Minnesota health officials say Omicron subvariant could bring wave of COVID-19 cases

The latest data from Minnesota's wastewater surveillance program

More than two years after the pandemic began, doctors say COVID-19 isn’t going anywhere, and they’re warning about a subvariant.

National and local health officials say a subvariant of Omicron, known as BA.2, could cause cases to rise again.

"We will see more waves. That’s almost I'd say guaranteed. We don't know exactly what omicron is doing. We don't know what COVID-19 will look like in the future," Dr. George Morris, COVID lead physician with CentraCare Health told FOX 9.

Morris said he expects BA.2 to lead to more COVID-19 cases, but not as severe as the surges brought by delta and the first omicron variant.

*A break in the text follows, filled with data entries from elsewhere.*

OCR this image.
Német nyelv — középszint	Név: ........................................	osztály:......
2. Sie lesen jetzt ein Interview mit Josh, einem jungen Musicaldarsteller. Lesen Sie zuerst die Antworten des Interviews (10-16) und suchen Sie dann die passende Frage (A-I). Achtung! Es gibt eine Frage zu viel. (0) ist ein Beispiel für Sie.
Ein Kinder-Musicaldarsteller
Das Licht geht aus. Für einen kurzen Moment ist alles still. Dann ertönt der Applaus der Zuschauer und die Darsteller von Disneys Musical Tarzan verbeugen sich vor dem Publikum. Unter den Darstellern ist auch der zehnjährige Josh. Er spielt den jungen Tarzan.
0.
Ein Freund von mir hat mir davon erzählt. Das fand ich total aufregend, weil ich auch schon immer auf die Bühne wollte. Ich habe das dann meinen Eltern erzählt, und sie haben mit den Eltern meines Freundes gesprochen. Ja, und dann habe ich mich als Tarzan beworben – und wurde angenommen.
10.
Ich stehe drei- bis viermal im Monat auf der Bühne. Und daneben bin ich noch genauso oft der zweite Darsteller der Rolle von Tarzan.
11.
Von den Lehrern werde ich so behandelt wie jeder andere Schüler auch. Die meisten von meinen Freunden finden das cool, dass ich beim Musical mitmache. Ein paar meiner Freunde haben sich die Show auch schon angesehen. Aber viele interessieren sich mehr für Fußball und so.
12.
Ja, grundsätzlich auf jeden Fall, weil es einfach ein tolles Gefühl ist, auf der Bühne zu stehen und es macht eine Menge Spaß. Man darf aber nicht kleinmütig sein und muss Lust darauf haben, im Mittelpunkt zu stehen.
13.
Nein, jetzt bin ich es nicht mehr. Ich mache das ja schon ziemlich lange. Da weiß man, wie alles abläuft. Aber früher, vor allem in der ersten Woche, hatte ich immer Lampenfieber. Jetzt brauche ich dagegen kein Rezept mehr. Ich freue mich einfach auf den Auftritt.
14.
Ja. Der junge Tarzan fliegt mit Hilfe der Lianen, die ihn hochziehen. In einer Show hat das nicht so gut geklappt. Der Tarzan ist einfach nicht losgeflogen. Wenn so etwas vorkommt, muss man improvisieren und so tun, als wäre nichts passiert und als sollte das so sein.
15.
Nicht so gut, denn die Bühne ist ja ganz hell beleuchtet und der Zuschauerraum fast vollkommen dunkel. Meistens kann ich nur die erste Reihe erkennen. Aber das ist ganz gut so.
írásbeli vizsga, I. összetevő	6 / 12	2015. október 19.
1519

"I think we have to be prepared and plan for these next waves, and I feel we can handle that. I feel we can handle that without major shutdowns. Minor disruptions? Yes," Morris said.

The Minnesota Department of Health said it’s seeing a rise in the percentage of omicron cases that BA.2 is accounting for in its surveillance data, but it’s not seeing a corresponding rise in overall cases yet.

Morris said, with the cases he is seeing, they have not translated to a large uptick in severe illness, including hospitalizations or deaths. He said the good news is people have extra protection from the vaccines and there's likely residual immunity from those who were sick from the last variants. 

However, there are still reasons to be cautious.

"We don't know who has chronic illnesses. We don't know who has a poor immune response. And that is why we really have to think about ourselves in this broader community," he said.

Doctors say there are still risks in large gatherings. Getting vaccinated and boosted will help decrease those risks, along with staying home when someone is not feeling well.

"Have a backup plan: What am I going to do if it's my niece's wedding, and I can't go? Send a card," he said.

With spring holidays, such as Easter and Passover, coming up soon, Morris said people should think about their elderly family members and think about holding gatherings outside.